Nos steps away from his gun.
The man lowers his.
The woman turns to Naomi. “Oh my, you darling, you’re soaked. Steve, get some blankets, babe.”
Steve disappears to the back and brings out blankets. The woman peels the wet clothes off the girl.
“What are you doing so sick out in this rain?”
Steve offers Nos his hand.
“Steve.”
“Eddy.”
“This is Clair.”
Clair removes the wet hood covering Nay’s scabbing head.
“Careful,” Nos says, “Her head is also injured.”
Clair throws a harsh glance at Nos.
She thinks this is my fault
.
“This is Sarah. She fell in the river a few miles down. The current dragged her a ways before I could reach her.”
It seems like hours that Nos watches Clair. She gives Nay something for the pain, and she passes out.

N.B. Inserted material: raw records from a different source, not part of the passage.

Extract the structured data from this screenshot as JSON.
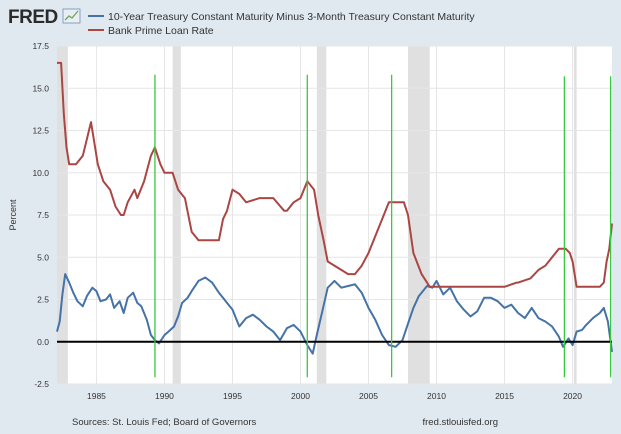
{
  "header": {
    "logo_text": "FRED",
    "logo_icon": "fred-chart-icon"
  },
  "footer": {
    "sources": "Sources: St. Louis Fed; Board of Governors",
    "url": "fred.stlouisfed.org"
  },
  "colors": {
    "background": "#e1e9f0",
    "plot_background": "#ffffff",
    "recession_shading": "#e0e0e0",
    "series_spread": "#4572a7",
    "series_prime": "#aa4643",
    "zero_line": "#000000",
    "annotation_lines": "#39c93e"
  },
  "chart_data": {
    "type": "line",
    "ylabel": "Percent",
    "ylim": [
      -2.5,
      17.5
    ],
    "xlim": [
      1982.1,
      2022.9
    ],
    "yticks": [
      "-2.5",
      "0.0",
      "2.5",
      "5.0",
      "7.5",
      "10.0",
      "12.5",
      "15.0",
      "17.5"
    ],
    "xticks": [
      "1985",
      "1990",
      "1995",
      "2000",
      "2005",
      "2010",
      "2015",
      "2020"
    ],
    "grid": true,
    "legend_position": "top",
    "reference_line": 0,
    "recessions": [
      [
        1982.0,
        1982.9
      ],
      [
        1990.6,
        1991.2
      ],
      [
        2001.2,
        2001.9
      ],
      [
        2007.9,
        2009.5
      ],
      [
        2020.1,
        2020.3
      ]
    ],
    "annotation_lines": [
      {
        "x": 1989.3,
        "y_top": 15.8,
        "y_bottom": -2.1
      },
      {
        "x": 2000.5,
        "y_top": 15.8,
        "y_bottom": -2.1
      },
      {
        "x": 2006.7,
        "y_top": 15.8,
        "y_bottom": -2.1
      },
      {
        "x": 2019.4,
        "y_top": 15.7,
        "y_bottom": -2.1
      },
      {
        "x": 2022.8,
        "y_top": 15.7,
        "y_bottom": -2.1
      }
    ],
    "series": [
      {
        "name": "10-Year Treasury Constant Maturity Minus 3-Month Treasury Constant Maturity",
        "x": [
          1982.1,
          1982.3,
          1982.5,
          1982.7,
          1983.0,
          1983.3,
          1983.6,
          1984.0,
          1984.3,
          1984.7,
          1985.0,
          1985.3,
          1985.7,
          1986.0,
          1986.3,
          1986.7,
          1987.0,
          1987.3,
          1987.7,
          1988.0,
          1988.3,
          1988.7,
          1989.0,
          1989.3,
          1989.6,
          1990.0,
          1990.3,
          1990.7,
          1991.0,
          1991.3,
          1991.7,
          1992.0,
          1992.5,
          1993.0,
          1993.5,
          1994.0,
          1994.3,
          1994.7,
          1995.0,
          1995.5,
          1996.0,
          1996.5,
          1997.0,
          1997.5,
          1998.0,
          1998.5,
          1999.0,
          1999.5,
          2000.0,
          2000.5,
          2000.9,
          2001.2,
          2001.6,
          2002.0,
          2002.5,
          2003.0,
          2003.5,
          2004.0,
          2004.5,
          2005.0,
          2005.5,
          2006.0,
          2006.5,
          2007.0,
          2007.5,
          2008.0,
          2008.3,
          2008.7,
          2009.0,
          2009.3,
          2009.7,
          2010.0,
          2010.5,
          2011.0,
          2011.5,
          2012.0,
          2012.5,
          2013.0,
          2013.5,
          2014.0,
          2014.5,
          2015.0,
          2015.5,
          2016.0,
          2016.5,
          2017.0,
          2017.5,
          2018.0,
          2018.5,
          2019.0,
          2019.3,
          2019.7,
          2020.0,
          2020.3,
          2020.7,
          2021.0,
          2021.5,
          2022.0,
          2022.3,
          2022.6,
          2022.9
        ],
        "values": [
          0.6,
          1.2,
          2.8,
          4.0,
          3.5,
          2.9,
          2.4,
          2.1,
          2.7,
          3.2,
          3.0,
          2.4,
          2.5,
          2.8,
          2.0,
          2.4,
          1.7,
          2.6,
          2.9,
          2.3,
          2.1,
          1.3,
          0.4,
          0.1,
          -0.1,
          0.4,
          0.6,
          0.9,
          1.5,
          2.3,
          2.6,
          3.0,
          3.6,
          3.8,
          3.5,
          2.9,
          2.6,
          2.2,
          1.9,
          0.9,
          1.4,
          1.6,
          1.3,
          0.9,
          0.6,
          0.1,
          0.8,
          1.0,
          0.6,
          -0.2,
          -0.7,
          0.4,
          1.8,
          3.2,
          3.6,
          3.2,
          3.3,
          3.4,
          2.9,
          2.0,
          1.3,
          0.4,
          -0.2,
          -0.3,
          0.1,
          1.3,
          2.0,
          2.7,
          3.0,
          3.3,
          3.2,
          3.6,
          2.8,
          3.2,
          2.4,
          1.9,
          1.5,
          1.8,
          2.6,
          2.6,
          2.4,
          2.0,
          2.2,
          1.7,
          1.4,
          2.0,
          1.4,
          1.2,
          0.9,
          0.3,
          -0.3,
          0.2,
          -0.2,
          0.6,
          0.7,
          1.0,
          1.4,
          1.7,
          2.0,
          1.2,
          -0.6
        ]
      },
      {
        "name": "Bank Prime Loan Rate",
        "x": [
          1982.1,
          1982.4,
          1982.6,
          1982.8,
          1983.0,
          1983.5,
          1984.0,
          1984.3,
          1984.6,
          1984.9,
          1985.1,
          1985.5,
          1986.0,
          1986.4,
          1986.8,
          1987.0,
          1987.3,
          1987.8,
          1988.0,
          1988.5,
          1989.0,
          1989.3,
          1989.7,
          1990.0,
          1990.6,
          1991.0,
          1991.5,
          1992.0,
          1992.5,
          1993.0,
          1994.0,
          1994.3,
          1994.6,
          1995.0,
          1995.5,
          1996.0,
          1997.0,
          1998.0,
          1998.8,
          1999.0,
          1999.5,
          2000.0,
          2000.5,
          2001.0,
          2001.3,
          2001.7,
          2002.0,
          2003.0,
          2003.5,
          2004.0,
          2004.5,
          2005.0,
          2005.5,
          2006.0,
          2006.5,
          2007.0,
          2007.6,
          2007.9,
          2008.3,
          2008.9,
          2009.5,
          2012.0,
          2015.0,
          2015.9,
          2016.0,
          2016.9,
          2017.5,
          2018.0,
          2018.5,
          2019.0,
          2019.5,
          2019.8,
          2020.0,
          2020.3,
          2021.0,
          2022.0,
          2022.3,
          2022.5,
          2022.7,
          2022.9
        ],
        "values": [
          16.5,
          16.5,
          13.5,
          11.5,
          10.5,
          10.5,
          11.0,
          12.0,
          13.0,
          11.5,
          10.5,
          9.5,
          9.0,
          8.0,
          7.5,
          7.5,
          8.25,
          9.0,
          8.5,
          9.5,
          11.0,
          11.5,
          10.5,
          10.0,
          10.0,
          9.0,
          8.5,
          6.5,
          6.0,
          6.0,
          6.0,
          7.25,
          7.75,
          9.0,
          8.75,
          8.25,
          8.5,
          8.5,
          7.75,
          7.75,
          8.25,
          8.5,
          9.5,
          9.0,
          7.5,
          6.0,
          4.75,
          4.25,
          4.0,
          4.0,
          4.5,
          5.25,
          6.25,
          7.25,
          8.25,
          8.25,
          8.25,
          7.5,
          5.25,
          4.0,
          3.25,
          3.25,
          3.25,
          3.5,
          3.5,
          3.75,
          4.25,
          4.5,
          5.0,
          5.5,
          5.5,
          5.25,
          4.75,
          3.25,
          3.25,
          3.25,
          3.5,
          4.75,
          5.5,
          7.0
        ]
      }
    ]
  }
}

Naomi’s cadaverous body stirs and shakes from the push and pull of the draining, the cutting, and sewing. When the job is finished Nos lifts a stiff neck and unfolds his arms, realizing he has been still the whole time. Naomi’s wound is now a thin-lipped red line grinning from her thigh to just above her knee, with suture running evenly along.
Her rash is getting worse. The pink froth climbs over her shoulder toward her chest.
Clair wraps the girl in blankets.
“Come, there’s a fire inside.”
Clair sits with Naomi on her lap by the gray stone hearth. It’s quiet as Nos surveys the room, and Steve watches his wife with a wistful smile. A twelve-point deer head is mounted above the fireplace and the tusks of a wild boar are window-side. A brown hound sniffs Nos’ leg. Nos scratches her ear, and her tail wags. Clair brings water from the kitchen without offering anything to Nos.
“Something to drink?” asks Steve.
“I’m fine, thank you.”
“Military?” asks Steve.
“Navy,” says Nos. “Special Warfare.”
“A SEAL, huh?” says Steve.
Nos nods. It’s a good lie. Unlikely that Steve would’ve made that cut. Few do. “You?”
“Army Rangers,” says Steve. “Seen much of the world?”
“Too much.”
“Yeah. Been up and down the Middle East. In Iran before the evac. Some massacre.”
“Yeah,” says Nos, collective thoughts trailing to battlefields and bloodshed.
“Gave it up?” asks Steve.
“Not much choice. You?”
“Didn’t pass the born again test, and I can’t stand contractors.”
Nos nods.
“How’s the living here?”
“Precarious, but where isn’t?”
“Looking for it,” says Nos. “Was driving through when my pickup broke down. Ran out of motor oil and fried the engine for good.” Steve must know he’s lying. Likely he heard the fight on the river.
Who didn’t?
“The little things kill you these days,” he says.
Clair pats Naomi down with a damp towel, shielding her face from the men. Nos thinks he hears her cry, like pipes squeaking behind distant walls.
“She’s burning up,” she sighs. “She has a fever.”
“Why’d you give it up?” Steve asks.
“It was Iraq that did it. Big suicide bombing in Falluja. My team rushes in, and I see a kid in a truck sweating. Couldn’t be more than eleven. Every civilian clearing way out and here’s this kid sitting in a truck, sweating. I put two bullets in his shoulder. Go to the truck and he’s strapped with enough dynamite to kill every last one of us. The whole explosion was a set up, only I shot the kid before he could pull the trigger.
“The kid lived, and we interrogated him. Turned out he had been with Al-Qaeda for three weeks before they convinced him to die for them. He was ten years old.”
Clair is turned to Nos, hanging on his words, clear-eyed in the firelight.
“I decided I couldn’t kill another child.”